A final set of computational approaches for networks takes advanced randomness for the analysis. These methods illustrate how thinking through networks may require unconventional perspectives, especially for social scientists. At the same time, these approaches illustrate the benefits of computational analysis compared with traditional descriptive tools.
A random walk is a method to examine the structures and their properties in the network. The random walk starts from a random node in the network and develops a path between that random node and another node within a specified distance (see Example 4.3). We choose randomly one tie of that node and move to the connected node. Therefore, we establish a path between these nodes. We repeat the process from the connected node, i.e. choose a random tie to move forward, until the desired path distance is reached.
The random walk approach can be used to analyse the nodes and their attributes in this random path. Usually, we are not interested in a single random walk but rather repeat them several times. The random walk approach allows us to describe the network and its structure. Unlike traditional descriptive approaches, this approach works in large-scale networks but can also be adapted to various social science questions and theories. For example, Garimella et al. (2016) measure polarisation in a network by examining if a random walk returned to the same community it originated with or not. In the United States, this would mean that if we start from a democrat in the social network, we are interested in if the random walk ends with a democrat or a republican.
All methods discussed above are limited as they describe or quantify a single network. However, they cannot answer the question of how unique the network is with its attributes. To illustrate, if we see a person who is 215 cm tall, is that a high number or a low number for height? Similarly, if our network has a mean degree of five, is that a high degree or a low degree? To allow us to make such an analysis, we must be able to conduct comparisons. However, the challenge with networks is that there is not enough network data to allow us to draw such conclusions. Instead, we use techniques that allow us to generate these comparison points, in a similar fashion to how advanced statistics may use bootstrapping to examine distributions.

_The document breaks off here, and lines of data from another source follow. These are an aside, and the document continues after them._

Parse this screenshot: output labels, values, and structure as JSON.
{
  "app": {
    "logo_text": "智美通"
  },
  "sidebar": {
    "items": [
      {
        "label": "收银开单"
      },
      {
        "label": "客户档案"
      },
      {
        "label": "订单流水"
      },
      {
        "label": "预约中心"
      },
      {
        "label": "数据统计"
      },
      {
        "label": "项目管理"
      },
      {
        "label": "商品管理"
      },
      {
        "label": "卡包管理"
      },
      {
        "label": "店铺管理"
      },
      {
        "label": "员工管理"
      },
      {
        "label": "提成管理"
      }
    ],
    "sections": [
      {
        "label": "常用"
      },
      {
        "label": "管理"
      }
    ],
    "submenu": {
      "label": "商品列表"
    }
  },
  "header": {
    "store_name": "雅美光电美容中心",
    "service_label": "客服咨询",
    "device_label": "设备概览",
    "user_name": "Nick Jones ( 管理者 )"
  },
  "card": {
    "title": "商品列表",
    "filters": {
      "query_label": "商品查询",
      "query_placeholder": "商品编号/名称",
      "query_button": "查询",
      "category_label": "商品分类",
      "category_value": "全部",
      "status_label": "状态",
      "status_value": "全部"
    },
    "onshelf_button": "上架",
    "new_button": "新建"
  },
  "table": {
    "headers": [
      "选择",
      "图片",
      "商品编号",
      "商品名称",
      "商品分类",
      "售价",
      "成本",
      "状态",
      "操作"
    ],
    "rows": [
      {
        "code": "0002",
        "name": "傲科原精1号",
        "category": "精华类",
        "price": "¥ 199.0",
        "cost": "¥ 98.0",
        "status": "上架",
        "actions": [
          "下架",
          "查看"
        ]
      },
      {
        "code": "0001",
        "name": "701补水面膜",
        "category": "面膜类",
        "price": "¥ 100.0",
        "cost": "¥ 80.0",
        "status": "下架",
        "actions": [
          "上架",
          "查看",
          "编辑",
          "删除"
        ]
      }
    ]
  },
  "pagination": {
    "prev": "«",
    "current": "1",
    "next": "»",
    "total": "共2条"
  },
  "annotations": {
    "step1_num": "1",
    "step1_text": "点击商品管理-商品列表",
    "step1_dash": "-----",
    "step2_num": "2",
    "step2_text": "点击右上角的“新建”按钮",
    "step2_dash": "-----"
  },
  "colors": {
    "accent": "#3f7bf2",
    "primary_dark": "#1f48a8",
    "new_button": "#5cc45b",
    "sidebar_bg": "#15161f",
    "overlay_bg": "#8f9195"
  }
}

The second utilisation of randomness for network analysis is exponential random graph models. We are interested in understanding how the network is built and what causes ties between nodes. The approach is similar to regression models; however, we are unable to use them directly to predict if a tie exists between two nodes. The network structure makes the data points dependable, thus violating some of the assumptions. Rather, computationally, several similar kinds of networks are created based on the data. Then the real network is compared with these random networks. Based on this process, we can make inferences on the types of ties that exist in the network.